Of course things may be different where the “family gifts” can be shown to be loans rather than gifts so that:
- The spouse whose parents have provided will be keen to show that the “gifts” were in fact loans.
- The other spouse may be surprised to learn that earlier family support is now being clawed back.
The main feature of a needs case is that there is not enough money to go around (if there were enough then the case would be a sharing case). Of course, where the evidence clearly points to a loan then the court will decide accordingly.
But it is against that backdrop that the family who provided “the loan” will be seeking to explain:
- Why it is that repayment is required now?
- When during all the years of marriage repayment was not made or pursued?
It may be hard for the family to explain why suddenly now at the point of even greater need (as two homes have to be created from the one family home) that repayment is being insisted upon.
The information gathering process is likely to reach out to some or all of the following:
- Crucial to any matter, will be the evidence.
- A loan document will be important. Indeed some would say that anything less may not help the spouse arguing for the treatment of the family money as loans (and it will be examined for its legitimacy). Furthermore, it will not help either, if the spouse challenging the loan was unaware of it (so both spouses’ signature to it will be very important).
It may be that emails indicating that repayment will be needed, as the payment-makers reach old age to cover nursing home costs may play out sufficiently well at court for recovery to be permitted.
Sometimes, it will be the fine-print that will destroy the arguments of the spouse arguing for the treatment of the family money as loans: most mortgages are made on the condition that any other payments being made towards the purchase price of a property are from assets which the couple own outright.
Evidence as to intentions as to repayment
- The court will also look at what was said or done during the marriage.
Repayments made since the loan was provided will be crucial or at the very least emails or evidence of other communications chasing up such repayment.
There is also going to be a focus on what 3rd party evidence there is that it is treated as an asset by the “donor”.
- Is it taken account of in any Will by way of accounting between the spouse in the divorce and their siblings.
- Is the loan referred to as an asset in any presentation of the parents’ assets to wealth advisors or similar.
In the absence of good evidence, payments are most likely to be treated as gifts and therefore will be treated as part of the matrimonial pot from which the future homes of the parties are to be constructed in any needs based financial settlement.
Of course there are steps that you can take before or even after the marriage to protect the gifts made to you by your family.
Prenuptial or Post-nuptial agreements
Prenuptial agreements are often used to protect family wealth and any contributions parents have made, or intend to make, to their children. If a parent wants to make a gift, transfer properties or assets, or leave inheritance to an adult child, but protect them from division in the event of a future divorce, a prenuptial agreement is essential.
After marriage, a postnuptial agreement serves the same purpose and can be entered into at any time.
However the recent case of S v H  EWFC B16 reminds us all that “the fact that the parties have entered into a prenuptial agreement, is not necessarily the end of the matter.” In this case there was no formal process of disclosure, no advice given to either party and the document was prepared just five days before the ceremony.
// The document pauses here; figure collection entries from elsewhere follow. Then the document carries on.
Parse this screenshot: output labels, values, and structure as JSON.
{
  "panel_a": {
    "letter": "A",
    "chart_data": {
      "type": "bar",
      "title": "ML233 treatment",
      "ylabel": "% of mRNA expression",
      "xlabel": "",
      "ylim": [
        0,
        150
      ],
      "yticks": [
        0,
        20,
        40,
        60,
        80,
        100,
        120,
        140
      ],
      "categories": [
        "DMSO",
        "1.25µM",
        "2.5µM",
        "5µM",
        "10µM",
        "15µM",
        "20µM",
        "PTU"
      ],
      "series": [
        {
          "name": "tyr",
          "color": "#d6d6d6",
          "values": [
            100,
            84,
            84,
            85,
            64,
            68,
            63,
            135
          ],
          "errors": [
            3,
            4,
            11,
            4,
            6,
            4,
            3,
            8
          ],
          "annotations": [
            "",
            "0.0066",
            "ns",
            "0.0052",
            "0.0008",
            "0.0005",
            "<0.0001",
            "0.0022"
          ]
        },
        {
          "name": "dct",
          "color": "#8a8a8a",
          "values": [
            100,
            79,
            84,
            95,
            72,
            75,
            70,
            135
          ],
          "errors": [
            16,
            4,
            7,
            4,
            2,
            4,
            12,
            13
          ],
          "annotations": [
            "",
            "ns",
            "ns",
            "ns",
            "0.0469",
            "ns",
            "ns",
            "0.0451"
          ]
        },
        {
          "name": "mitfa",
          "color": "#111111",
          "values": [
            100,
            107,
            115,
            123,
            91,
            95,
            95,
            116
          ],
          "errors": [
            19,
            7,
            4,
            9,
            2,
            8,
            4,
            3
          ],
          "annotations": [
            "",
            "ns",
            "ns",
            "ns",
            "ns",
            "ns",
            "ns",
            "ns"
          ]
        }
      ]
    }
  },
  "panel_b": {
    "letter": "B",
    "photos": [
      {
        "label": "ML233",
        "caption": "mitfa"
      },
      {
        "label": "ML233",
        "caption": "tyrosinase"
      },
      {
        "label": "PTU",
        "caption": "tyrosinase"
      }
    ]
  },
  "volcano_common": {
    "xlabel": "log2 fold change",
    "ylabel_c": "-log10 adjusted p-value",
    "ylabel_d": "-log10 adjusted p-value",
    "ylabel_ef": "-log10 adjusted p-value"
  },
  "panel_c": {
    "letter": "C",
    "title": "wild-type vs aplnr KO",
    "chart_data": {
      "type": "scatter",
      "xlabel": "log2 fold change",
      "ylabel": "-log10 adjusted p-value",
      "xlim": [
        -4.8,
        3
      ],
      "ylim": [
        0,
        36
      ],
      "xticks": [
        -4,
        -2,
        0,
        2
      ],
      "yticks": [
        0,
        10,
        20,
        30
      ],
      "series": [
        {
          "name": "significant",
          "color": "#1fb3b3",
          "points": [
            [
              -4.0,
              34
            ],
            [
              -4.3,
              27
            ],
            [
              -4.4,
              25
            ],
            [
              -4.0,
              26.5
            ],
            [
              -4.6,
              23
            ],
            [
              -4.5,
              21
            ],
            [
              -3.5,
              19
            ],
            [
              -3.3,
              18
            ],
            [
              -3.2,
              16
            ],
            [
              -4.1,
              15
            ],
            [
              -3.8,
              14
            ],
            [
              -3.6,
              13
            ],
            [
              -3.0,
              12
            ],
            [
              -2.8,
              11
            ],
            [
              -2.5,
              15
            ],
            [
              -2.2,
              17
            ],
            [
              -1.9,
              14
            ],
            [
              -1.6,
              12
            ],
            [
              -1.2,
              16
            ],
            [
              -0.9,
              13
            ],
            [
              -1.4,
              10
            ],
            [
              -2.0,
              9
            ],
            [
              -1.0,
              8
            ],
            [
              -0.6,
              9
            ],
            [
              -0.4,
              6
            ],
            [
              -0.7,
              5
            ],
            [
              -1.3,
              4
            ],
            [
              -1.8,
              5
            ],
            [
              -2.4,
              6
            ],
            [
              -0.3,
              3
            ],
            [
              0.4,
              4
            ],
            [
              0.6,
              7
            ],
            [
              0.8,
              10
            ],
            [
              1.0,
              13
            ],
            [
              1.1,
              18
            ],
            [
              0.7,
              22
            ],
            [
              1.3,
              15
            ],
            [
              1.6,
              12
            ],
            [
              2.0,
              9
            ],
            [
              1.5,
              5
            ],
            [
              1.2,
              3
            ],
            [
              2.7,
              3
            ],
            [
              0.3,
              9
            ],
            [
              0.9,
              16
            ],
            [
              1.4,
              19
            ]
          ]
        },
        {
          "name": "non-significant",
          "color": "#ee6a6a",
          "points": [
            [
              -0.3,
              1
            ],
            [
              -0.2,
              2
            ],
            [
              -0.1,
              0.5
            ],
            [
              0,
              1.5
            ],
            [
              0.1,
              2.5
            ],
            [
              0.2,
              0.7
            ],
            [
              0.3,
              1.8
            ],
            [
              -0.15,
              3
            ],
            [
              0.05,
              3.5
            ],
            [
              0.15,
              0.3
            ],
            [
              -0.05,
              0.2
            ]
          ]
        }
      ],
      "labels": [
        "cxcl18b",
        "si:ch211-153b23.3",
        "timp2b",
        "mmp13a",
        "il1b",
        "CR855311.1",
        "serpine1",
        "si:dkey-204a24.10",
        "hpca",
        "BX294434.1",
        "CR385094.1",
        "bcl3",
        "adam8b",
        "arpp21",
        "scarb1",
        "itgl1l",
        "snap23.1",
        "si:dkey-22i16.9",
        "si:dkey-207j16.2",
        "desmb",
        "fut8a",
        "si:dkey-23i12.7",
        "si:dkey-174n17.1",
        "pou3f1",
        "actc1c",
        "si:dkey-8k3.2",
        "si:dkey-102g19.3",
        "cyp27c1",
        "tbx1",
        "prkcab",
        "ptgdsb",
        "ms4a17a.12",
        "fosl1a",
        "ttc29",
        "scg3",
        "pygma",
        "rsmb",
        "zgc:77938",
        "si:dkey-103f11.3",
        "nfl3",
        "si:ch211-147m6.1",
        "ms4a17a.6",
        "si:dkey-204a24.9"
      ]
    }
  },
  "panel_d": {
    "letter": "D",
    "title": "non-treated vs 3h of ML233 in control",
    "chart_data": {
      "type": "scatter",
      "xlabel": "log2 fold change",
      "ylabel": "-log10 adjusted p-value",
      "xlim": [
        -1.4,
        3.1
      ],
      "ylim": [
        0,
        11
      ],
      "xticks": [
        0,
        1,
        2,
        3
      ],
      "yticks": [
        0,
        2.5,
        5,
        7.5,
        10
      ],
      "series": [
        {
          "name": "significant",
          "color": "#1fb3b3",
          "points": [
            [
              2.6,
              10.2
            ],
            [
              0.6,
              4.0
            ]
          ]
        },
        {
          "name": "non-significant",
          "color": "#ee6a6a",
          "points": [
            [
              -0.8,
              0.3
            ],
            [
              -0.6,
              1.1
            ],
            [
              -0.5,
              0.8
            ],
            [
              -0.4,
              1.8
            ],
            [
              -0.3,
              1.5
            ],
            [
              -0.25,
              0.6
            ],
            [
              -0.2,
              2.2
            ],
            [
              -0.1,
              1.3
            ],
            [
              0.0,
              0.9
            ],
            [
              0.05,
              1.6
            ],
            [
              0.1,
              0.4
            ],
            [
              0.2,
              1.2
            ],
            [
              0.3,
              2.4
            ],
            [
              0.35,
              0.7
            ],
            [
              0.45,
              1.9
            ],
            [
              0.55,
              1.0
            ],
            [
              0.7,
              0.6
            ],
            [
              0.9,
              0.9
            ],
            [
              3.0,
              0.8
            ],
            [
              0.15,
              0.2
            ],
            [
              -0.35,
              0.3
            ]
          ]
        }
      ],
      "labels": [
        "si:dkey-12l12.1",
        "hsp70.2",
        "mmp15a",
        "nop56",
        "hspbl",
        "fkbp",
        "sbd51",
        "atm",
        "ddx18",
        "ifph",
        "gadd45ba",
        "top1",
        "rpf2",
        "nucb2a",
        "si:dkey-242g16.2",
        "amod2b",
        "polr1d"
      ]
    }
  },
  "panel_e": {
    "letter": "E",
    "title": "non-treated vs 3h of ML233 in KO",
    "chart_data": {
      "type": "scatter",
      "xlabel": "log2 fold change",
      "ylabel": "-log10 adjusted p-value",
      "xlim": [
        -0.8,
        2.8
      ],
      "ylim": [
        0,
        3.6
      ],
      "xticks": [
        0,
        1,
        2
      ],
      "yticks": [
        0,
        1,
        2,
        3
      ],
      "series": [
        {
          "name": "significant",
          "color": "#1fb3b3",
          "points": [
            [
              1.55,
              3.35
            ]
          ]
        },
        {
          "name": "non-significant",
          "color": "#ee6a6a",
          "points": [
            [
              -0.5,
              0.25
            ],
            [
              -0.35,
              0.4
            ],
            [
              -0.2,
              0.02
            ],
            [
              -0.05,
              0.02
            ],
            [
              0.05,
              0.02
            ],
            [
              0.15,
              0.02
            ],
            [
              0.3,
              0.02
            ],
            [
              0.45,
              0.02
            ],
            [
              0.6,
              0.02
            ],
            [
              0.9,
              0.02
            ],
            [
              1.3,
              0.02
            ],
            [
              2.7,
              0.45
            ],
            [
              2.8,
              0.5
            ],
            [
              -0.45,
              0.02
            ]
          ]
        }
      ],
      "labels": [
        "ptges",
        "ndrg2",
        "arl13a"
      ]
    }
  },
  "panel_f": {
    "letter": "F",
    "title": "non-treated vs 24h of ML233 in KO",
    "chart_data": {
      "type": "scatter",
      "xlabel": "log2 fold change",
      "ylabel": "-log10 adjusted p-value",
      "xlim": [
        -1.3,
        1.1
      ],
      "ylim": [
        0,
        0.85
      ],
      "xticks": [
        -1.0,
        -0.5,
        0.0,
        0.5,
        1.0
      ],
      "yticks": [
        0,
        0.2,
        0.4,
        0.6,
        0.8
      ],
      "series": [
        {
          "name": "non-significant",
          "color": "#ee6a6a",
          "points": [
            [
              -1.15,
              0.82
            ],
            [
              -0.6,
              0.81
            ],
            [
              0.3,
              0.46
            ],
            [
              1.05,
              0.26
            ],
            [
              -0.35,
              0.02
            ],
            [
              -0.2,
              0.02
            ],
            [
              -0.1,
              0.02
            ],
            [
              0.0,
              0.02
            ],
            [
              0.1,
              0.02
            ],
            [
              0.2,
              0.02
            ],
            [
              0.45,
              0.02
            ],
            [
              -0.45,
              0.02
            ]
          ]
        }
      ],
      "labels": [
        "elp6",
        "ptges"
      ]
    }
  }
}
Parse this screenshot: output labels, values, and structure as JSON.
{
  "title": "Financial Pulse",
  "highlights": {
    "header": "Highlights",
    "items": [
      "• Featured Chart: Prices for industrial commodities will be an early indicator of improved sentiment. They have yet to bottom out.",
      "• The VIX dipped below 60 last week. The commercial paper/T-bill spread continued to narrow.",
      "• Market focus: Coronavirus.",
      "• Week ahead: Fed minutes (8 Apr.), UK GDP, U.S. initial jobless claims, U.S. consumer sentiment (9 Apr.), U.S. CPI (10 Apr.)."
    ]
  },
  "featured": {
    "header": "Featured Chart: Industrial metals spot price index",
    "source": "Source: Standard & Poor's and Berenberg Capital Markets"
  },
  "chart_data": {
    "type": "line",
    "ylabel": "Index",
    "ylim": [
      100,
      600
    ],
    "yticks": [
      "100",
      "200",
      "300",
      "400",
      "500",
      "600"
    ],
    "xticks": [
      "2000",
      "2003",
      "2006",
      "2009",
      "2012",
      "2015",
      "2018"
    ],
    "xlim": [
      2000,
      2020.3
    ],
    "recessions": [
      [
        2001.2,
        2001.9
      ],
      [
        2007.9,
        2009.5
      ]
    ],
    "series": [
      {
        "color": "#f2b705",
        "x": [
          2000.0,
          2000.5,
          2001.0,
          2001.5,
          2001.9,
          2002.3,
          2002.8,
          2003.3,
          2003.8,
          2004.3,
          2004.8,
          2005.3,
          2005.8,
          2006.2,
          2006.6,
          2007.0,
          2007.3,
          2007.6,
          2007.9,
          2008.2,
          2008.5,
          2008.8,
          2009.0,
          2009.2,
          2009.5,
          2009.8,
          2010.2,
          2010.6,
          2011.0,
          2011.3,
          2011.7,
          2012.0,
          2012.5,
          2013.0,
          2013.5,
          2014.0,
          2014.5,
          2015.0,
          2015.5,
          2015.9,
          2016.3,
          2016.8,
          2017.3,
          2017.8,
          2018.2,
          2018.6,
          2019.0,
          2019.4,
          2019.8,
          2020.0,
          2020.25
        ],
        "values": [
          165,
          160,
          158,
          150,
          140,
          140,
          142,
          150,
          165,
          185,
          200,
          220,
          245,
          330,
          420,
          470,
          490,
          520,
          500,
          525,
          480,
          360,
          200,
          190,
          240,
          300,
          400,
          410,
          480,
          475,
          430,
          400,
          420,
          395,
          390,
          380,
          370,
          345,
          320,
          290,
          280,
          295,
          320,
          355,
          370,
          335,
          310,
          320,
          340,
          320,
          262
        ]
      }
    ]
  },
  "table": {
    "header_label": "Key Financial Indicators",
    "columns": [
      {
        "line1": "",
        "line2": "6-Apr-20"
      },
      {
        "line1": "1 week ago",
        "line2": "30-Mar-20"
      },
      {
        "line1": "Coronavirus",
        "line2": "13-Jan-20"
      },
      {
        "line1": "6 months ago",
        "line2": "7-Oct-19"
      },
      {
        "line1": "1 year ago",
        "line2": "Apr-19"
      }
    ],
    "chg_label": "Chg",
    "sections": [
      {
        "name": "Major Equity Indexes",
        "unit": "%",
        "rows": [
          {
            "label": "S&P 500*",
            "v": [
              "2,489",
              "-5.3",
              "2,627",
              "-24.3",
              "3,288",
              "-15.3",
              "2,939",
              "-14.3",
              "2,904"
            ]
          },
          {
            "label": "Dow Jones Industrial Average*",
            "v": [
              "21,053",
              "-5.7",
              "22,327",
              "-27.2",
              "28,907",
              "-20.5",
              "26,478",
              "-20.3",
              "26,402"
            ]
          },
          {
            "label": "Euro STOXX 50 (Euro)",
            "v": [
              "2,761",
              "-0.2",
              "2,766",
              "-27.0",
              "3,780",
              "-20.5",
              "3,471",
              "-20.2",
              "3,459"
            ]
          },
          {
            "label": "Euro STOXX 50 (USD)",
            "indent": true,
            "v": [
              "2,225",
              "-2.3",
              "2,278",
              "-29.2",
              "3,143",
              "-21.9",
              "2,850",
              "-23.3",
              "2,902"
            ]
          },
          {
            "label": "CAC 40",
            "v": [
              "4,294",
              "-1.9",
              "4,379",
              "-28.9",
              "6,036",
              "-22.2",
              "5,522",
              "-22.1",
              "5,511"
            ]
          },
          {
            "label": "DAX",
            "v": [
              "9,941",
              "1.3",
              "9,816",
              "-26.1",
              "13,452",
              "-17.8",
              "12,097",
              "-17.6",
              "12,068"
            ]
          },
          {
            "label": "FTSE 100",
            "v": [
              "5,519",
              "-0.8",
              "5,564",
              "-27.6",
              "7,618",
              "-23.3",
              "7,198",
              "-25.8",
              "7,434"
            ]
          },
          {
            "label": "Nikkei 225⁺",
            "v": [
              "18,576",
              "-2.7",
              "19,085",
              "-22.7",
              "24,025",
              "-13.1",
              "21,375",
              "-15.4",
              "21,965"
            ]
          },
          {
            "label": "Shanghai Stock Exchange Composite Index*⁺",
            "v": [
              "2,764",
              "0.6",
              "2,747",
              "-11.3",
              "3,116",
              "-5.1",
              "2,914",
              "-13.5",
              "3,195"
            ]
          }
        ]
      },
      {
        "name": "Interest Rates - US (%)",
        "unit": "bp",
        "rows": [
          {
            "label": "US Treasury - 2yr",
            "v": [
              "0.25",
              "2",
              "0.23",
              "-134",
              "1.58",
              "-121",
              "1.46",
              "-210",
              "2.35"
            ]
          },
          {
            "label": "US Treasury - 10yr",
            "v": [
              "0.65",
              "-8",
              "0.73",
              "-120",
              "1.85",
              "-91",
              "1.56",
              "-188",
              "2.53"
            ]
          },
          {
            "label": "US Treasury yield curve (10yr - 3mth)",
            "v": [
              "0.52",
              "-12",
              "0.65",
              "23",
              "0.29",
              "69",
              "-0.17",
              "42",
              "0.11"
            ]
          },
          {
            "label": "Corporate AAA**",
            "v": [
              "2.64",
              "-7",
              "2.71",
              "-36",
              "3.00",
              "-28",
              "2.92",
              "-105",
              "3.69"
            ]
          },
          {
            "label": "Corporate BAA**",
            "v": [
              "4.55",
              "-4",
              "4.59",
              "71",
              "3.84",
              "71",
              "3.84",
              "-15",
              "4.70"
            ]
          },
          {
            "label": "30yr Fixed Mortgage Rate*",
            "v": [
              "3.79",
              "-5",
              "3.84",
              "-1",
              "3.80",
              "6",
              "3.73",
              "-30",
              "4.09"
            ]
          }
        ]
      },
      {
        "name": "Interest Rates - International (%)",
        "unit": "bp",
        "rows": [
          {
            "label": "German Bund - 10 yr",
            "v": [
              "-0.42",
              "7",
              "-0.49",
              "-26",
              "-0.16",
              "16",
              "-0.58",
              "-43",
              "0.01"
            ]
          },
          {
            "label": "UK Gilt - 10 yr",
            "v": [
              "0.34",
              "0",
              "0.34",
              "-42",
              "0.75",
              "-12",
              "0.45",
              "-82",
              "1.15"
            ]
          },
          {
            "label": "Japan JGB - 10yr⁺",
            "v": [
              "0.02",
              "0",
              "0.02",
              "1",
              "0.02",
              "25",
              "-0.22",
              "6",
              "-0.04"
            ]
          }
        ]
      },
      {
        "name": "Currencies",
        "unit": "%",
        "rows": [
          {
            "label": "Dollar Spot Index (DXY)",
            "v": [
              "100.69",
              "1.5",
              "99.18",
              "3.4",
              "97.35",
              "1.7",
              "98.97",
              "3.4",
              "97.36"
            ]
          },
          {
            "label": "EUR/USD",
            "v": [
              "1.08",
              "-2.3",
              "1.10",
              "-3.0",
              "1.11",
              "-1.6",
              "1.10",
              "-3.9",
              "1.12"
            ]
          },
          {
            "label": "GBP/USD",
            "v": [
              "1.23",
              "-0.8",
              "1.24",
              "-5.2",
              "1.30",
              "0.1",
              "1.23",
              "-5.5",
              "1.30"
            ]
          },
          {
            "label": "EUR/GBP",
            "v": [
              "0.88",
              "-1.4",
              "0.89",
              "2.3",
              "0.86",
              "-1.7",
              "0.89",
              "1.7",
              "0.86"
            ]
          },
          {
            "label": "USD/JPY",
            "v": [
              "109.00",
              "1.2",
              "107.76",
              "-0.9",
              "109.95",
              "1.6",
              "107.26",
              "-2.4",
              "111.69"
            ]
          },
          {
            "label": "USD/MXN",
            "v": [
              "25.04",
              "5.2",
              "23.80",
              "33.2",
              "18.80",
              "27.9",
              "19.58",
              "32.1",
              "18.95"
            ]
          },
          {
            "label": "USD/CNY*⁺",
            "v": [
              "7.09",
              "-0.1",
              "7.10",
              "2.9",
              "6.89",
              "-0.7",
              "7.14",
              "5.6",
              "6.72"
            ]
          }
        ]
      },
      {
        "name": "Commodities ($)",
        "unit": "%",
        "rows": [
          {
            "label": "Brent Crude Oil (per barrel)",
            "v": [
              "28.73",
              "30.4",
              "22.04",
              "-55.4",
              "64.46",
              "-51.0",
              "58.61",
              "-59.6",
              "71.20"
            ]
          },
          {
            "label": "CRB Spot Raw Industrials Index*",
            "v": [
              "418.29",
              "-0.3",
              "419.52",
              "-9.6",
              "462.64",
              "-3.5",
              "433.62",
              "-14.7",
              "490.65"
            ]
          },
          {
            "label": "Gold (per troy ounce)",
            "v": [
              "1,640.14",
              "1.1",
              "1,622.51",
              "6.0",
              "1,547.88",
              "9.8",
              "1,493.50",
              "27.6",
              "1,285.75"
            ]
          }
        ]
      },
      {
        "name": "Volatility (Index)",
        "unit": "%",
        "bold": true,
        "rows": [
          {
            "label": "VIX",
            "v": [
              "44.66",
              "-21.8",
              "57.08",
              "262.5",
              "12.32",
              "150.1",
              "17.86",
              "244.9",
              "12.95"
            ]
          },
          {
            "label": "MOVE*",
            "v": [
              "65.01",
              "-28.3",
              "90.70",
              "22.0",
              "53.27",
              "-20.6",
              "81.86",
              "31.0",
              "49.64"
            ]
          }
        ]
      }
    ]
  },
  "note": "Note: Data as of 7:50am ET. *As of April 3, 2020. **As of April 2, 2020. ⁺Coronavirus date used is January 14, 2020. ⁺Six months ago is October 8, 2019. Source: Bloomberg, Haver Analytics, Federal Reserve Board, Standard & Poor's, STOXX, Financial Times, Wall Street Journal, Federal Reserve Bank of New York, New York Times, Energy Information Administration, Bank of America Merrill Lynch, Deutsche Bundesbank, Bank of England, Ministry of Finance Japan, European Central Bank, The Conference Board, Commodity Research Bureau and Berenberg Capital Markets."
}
Most importantly, the agreement left the Husband in a position of real need.
There is no act of Parliament in England and Wales making prenuptial agreements binding, but in practice they will be enforced so long as they are freely entered into and do not lead to an unfair outcome for one party. Parties should always seek specialist family law advice so that the guidance given by the Supreme Court in Radmacher v Granatino  UKSC 42 is followed.